How does your information about 800 Euros apply to the fact my wife and I have our apartment bought and paid for in Germany, no rent. My US Social Security will be about 1,850$ per month plus I will be self employed as an independent contractor working for the US firm I have been with for 21 years continuing to do system administration and commercial building construction document drafting on a regular basis - all this from my remote location in Germany. Not sure about what the potential for this self employment income will be, but a rough estimate would indicate in the neighborhood of 500$ per month. My wife also has a pension of about 200$ per month. Additionally we have family that lives permanently in Germany, thus why we want to gain permanent residence.


----------



## Nononymous (Jul 12, 2011)

The authorities have a fair bit of discretion. If you present the whole situation to show that you're financially solvent, then you should have no problems. Which you clearly are - if she makes $2k euro/month and you pay no rent. 

Note that you'll have a bit of fun sorting out German taxes on your US-based income, but that's another step.


----------



## dbandsg (Nov 15, 2009)

Nononymous said:


> The authorities have a fair bit of discretion. If you present the whole situation to show that you're financially solvent, then you should have no problems. Which you clearly are - if she makes $2k euro/month and you pay no rent.
> 
> Note that you'll have a bit of fun sorting out German taxes on your US-based income, but that's another step.

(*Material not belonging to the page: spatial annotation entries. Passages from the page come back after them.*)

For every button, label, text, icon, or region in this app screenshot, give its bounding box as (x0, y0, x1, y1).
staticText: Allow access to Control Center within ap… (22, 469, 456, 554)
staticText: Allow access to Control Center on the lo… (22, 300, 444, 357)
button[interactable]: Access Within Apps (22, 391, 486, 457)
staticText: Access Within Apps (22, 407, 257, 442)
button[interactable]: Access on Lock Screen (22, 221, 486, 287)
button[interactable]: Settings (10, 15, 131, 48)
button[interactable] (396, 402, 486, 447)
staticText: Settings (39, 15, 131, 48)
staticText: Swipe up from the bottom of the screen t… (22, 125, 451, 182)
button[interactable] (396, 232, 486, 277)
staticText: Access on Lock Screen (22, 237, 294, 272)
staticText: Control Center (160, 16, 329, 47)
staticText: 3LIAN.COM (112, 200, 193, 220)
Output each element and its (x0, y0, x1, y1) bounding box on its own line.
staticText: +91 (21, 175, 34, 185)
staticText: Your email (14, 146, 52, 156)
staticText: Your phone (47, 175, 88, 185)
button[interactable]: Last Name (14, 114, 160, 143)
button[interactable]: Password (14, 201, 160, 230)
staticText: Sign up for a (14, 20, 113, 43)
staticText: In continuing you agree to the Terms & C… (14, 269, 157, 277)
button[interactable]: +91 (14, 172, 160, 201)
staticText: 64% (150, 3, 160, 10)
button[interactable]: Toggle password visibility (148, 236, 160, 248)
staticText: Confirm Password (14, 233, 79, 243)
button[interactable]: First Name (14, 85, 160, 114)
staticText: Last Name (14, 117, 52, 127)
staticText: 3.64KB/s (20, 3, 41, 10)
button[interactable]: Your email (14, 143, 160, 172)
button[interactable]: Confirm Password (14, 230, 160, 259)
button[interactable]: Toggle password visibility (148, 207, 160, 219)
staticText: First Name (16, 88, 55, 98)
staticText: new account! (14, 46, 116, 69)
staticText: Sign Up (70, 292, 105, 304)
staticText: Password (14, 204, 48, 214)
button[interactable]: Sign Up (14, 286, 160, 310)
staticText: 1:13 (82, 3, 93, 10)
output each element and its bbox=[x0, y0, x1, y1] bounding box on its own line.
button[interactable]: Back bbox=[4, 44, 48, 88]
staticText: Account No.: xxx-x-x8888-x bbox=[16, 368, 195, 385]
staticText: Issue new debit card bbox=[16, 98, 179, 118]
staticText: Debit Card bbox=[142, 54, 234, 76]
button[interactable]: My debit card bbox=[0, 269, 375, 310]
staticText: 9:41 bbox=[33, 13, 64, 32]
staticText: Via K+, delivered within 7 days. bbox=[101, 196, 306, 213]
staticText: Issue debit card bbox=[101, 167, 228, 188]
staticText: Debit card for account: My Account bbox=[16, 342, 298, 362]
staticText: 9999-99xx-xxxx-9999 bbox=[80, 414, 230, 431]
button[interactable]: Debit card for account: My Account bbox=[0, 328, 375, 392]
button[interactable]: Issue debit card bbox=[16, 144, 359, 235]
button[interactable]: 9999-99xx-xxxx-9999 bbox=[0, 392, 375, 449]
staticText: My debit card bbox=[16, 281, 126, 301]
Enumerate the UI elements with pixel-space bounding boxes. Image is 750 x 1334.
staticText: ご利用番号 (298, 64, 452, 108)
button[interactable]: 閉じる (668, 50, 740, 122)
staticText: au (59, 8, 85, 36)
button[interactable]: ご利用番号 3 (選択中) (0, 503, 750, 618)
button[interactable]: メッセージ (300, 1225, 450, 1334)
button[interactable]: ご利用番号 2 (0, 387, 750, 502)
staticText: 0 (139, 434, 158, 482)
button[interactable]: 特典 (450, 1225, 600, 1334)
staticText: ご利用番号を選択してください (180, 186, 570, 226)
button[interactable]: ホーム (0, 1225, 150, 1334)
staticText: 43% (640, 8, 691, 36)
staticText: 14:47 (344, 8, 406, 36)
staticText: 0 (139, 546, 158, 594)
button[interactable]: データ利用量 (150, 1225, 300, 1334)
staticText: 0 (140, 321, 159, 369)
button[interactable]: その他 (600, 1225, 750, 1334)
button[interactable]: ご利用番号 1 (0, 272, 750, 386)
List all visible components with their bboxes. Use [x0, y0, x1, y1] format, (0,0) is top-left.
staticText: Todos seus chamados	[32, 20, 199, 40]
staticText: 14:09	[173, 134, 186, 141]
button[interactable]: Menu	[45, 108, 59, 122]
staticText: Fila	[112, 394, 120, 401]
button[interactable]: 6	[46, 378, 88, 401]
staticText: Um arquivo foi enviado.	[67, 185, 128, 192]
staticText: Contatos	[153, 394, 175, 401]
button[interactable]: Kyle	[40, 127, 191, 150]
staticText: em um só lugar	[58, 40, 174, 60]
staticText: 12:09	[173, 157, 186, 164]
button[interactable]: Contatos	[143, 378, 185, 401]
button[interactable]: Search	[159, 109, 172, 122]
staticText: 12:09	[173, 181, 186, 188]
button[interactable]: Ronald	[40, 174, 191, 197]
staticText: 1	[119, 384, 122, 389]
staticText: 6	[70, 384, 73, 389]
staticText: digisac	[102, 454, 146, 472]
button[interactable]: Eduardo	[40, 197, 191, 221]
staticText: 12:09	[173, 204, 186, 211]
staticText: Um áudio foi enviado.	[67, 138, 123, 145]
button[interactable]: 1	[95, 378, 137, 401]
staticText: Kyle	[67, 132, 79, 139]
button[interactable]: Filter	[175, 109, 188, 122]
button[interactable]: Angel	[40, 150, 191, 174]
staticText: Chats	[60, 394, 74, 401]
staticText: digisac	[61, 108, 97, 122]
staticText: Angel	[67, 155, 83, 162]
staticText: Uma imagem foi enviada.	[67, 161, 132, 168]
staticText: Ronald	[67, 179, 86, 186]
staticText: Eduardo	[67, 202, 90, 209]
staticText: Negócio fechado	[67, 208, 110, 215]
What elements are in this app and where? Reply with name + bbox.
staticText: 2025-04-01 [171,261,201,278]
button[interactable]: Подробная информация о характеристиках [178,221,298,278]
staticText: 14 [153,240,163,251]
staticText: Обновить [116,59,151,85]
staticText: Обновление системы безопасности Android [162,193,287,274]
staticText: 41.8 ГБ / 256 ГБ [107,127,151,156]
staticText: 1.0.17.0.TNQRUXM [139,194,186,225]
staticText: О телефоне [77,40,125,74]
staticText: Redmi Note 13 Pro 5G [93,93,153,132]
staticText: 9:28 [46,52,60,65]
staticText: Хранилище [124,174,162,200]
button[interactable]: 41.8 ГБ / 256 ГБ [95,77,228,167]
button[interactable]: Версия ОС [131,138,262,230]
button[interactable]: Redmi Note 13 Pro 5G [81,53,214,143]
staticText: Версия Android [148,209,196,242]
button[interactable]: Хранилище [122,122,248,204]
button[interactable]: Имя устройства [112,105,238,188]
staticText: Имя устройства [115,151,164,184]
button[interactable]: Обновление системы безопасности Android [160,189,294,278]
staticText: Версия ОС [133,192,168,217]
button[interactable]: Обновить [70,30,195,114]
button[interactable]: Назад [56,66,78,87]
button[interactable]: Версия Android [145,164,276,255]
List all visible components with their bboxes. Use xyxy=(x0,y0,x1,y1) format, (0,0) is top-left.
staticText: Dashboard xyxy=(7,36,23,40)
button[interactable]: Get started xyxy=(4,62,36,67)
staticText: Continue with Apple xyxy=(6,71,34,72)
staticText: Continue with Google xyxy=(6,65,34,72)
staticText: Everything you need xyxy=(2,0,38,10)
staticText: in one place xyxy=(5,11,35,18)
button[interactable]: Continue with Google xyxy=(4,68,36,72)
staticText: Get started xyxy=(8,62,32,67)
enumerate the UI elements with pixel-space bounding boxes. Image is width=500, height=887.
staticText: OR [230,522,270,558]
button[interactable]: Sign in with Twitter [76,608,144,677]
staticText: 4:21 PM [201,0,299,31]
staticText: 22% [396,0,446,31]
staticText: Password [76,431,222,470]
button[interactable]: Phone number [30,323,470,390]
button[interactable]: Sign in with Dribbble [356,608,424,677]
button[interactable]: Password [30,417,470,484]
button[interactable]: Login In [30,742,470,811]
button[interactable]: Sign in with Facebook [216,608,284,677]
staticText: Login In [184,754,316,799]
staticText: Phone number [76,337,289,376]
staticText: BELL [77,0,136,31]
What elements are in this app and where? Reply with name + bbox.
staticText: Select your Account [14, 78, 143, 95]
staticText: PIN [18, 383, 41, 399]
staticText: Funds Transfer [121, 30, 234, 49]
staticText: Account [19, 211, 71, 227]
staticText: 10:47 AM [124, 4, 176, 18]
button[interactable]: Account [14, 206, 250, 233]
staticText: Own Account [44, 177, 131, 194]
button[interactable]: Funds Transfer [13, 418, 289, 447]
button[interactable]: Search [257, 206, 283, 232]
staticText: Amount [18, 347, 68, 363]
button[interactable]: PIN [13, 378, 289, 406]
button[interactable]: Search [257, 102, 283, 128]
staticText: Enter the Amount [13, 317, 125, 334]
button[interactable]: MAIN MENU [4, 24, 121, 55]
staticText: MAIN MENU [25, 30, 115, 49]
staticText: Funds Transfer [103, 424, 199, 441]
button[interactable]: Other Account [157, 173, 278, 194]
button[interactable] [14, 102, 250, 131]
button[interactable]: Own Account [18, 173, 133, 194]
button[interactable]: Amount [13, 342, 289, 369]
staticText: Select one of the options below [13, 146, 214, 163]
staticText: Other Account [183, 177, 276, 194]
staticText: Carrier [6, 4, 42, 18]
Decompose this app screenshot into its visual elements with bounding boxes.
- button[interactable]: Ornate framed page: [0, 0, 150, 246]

Thank you so much Nononymous for your quick reply. Only thing I see about your reply is your mention of my wife's pensin being $2k euro per month is misleading in that she receives from her Russian pension about $2 hundred per month.
I agree with your assessment about what the authorities will accept. Currently in the US our monthly living expenses is far below their 800 euros/month/per person and this includes 700$ per month rent in the US, so we will not have any issues.


----------



## Nononymous (Jul 12, 2011)

dbandsg said:


> Thank you so much Nononymous for your quick reply. Only thing I see about your reply is your mention of my wife's pensin being $2k euro per month is misleading in that she receives from her Russian pension about $2 hundred per month.
> I agree with your assessment about what the authorities will accept. Currently in the US our monthly living expenses is far below their 800 euros/month/per person and this includes 700$ per month rent in the US, so we will not have any issues.


You said she made 23k euro/year in the first post...


----------



## dbandsg (Nov 15, 2009)

Nononymous said:


> You said she made 23k euro/year in the first post...


My first post "My wife also has a pension of about 200$ per month", so this would become about 2400$ per year or if translated to Euros at today's current exchange rate about 1700 Euros per year


----------



## Nononymous (Jul 12, 2011)

Ah, different posters, my mistake...

Well presumably if you net out above 800 euro/month after Hausgeld (even if you own the flat, it's not entirely free) then you should be okay, but as ever, "sufficient" means is somewhat at the discretion of the local Ausländerehörde.


----------



## dbandsg (Nov 15, 2009)

*Many thanks Nononymous*

Thank you so much for your help, I have a better handle on this now and will know what to say to the authorities when the time comes to explain.


----------